Describe the current behavior
Exception in thread "main" java.lang.NumberFormatException: For input string: " Linguistics"
at java.base/java.lang.NumberFormatException.forInputString(NumberFormatException.java:65)
at java.base/java.lang.Integer.parseInt(Integer.java:638)
at java.base/java.lang.Integer.parseInt(Integer.java:770)
at com.hankcs.hanlp.corpus.io.IOUtil.loadDictionary(IOUtil.java:794)
at com.hankcs.hanlp.corpus.io.IOUtil.loadDictionary(IOUtil.java:752)
at com.hankcs.hanlp.seg.Other.DoubleArrayTrieSegment.<init>(DoubleArrayTrieSegment.java:68)
at org.grobid.core.lexicon.DictSegmenterKt.main(DictSegmenter.kt:6)

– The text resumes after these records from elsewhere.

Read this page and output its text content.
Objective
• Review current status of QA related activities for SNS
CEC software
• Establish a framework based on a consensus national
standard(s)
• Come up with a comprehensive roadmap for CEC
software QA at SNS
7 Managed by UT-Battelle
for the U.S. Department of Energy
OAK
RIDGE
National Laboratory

at org.grobid.core.lexicon.DictSegmenterKt.main(DictSegmenter.kt)
Expected behavior
正常加载
System information
- OS Platform and Distribution (e.g., Linux Ubuntu 16.04): Ubuntu 22.04.1 LTS
- HanLP version: com.hankcs:hanlp:portable-1.8.3
- I've completed this form and searched the web for solutions.